In 2019, United sought out Rangnick at Leipzig, where he offered football director John Murtough an eight-hour tour of the club he had revolutionised from the ground up. Just as he took on the coaching role at times, or ran video analysis before it was a regular feature in football, he had finetuned or tinkered with every aspect of the organisation.

“We see it like a jigsaw with 500 pieces,’ he told the Guardian in 2019, “and our role is to ensure that we have each piece available to help every player improve. We help every individual in the whole club develop and flourish.”

Getting the best out of United’s fringe players – as well as their raft of young talents – will be crucial to their success both this season and in the future.

The Old Trafford asked his collaborators through the years for their views, and received glowing endorsements. Yet United never called – until now.

Ole Gunnar Solskjaer was sacked after a significant flurry in the transfer market failed to deliver results on the pitch. Where other elite Premier League teams have a clear style of play, United have been a tactical shambles this season.
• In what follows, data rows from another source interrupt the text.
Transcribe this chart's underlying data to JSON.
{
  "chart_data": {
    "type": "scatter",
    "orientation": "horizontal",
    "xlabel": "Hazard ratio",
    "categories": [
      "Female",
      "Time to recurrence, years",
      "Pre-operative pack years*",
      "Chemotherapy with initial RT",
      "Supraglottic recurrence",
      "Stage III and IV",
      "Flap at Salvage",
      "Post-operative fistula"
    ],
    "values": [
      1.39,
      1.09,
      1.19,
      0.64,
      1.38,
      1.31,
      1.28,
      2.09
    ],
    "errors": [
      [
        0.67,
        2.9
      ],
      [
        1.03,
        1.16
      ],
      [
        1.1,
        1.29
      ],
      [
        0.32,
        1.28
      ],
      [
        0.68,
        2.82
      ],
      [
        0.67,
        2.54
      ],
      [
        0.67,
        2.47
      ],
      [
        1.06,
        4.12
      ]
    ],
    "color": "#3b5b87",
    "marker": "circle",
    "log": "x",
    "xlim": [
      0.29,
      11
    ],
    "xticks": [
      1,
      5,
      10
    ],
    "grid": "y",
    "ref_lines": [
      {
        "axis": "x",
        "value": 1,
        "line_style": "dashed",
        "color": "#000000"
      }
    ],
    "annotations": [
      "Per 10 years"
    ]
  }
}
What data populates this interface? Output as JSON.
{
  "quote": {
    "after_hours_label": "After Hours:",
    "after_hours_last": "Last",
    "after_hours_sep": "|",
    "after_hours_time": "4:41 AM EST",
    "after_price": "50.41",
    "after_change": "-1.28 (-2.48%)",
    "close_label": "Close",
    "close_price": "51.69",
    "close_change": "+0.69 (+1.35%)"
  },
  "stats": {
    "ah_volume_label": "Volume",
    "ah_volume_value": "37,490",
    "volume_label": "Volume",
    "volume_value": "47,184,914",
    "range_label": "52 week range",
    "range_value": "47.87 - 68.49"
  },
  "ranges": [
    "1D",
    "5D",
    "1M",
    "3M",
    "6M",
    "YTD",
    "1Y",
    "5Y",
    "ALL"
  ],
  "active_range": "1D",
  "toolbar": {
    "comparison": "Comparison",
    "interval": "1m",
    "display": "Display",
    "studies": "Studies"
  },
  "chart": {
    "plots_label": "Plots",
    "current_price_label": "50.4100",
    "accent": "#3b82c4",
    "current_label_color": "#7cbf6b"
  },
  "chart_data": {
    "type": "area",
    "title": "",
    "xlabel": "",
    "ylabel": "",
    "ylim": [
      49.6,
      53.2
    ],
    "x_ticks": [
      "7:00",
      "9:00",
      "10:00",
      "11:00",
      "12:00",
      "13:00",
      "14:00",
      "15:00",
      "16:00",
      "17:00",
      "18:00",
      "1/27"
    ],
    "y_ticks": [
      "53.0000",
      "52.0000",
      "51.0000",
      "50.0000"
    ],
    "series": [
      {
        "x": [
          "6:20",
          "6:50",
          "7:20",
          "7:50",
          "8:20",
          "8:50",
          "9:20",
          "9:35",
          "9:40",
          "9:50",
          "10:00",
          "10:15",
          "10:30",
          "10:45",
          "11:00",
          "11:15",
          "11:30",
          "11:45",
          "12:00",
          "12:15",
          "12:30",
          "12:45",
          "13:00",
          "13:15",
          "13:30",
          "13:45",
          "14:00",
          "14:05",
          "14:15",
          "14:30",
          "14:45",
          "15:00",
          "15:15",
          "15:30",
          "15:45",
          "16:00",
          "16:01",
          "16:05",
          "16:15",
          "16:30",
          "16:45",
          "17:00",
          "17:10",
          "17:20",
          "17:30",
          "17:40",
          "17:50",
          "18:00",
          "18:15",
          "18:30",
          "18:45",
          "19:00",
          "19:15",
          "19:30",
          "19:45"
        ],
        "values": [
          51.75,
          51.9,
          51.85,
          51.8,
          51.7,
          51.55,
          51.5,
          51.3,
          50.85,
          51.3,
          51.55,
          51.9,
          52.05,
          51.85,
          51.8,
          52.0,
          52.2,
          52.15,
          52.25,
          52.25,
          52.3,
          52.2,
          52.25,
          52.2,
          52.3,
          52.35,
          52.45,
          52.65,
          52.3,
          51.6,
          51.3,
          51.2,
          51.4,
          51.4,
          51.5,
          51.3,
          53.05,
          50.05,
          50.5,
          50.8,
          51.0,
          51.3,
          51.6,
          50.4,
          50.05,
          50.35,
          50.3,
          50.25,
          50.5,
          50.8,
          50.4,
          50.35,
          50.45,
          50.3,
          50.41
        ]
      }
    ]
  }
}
That is precisely why United have turned to one of the finest tactical visionaries in recent football history.

And when his six-month stint as interim manager ends, he is expected to take on an influential two-year consultancy role at the club – where he will play a key role in transfers, an area in which the club has largely floundered in recent years, as well as renovate every minute detail of the club.

United is in desperate need of reform. Rangnick is the great reformer of modern football. Now it’s time to see if he can teach his former pupils like Klopp and Tuchel some new tricks.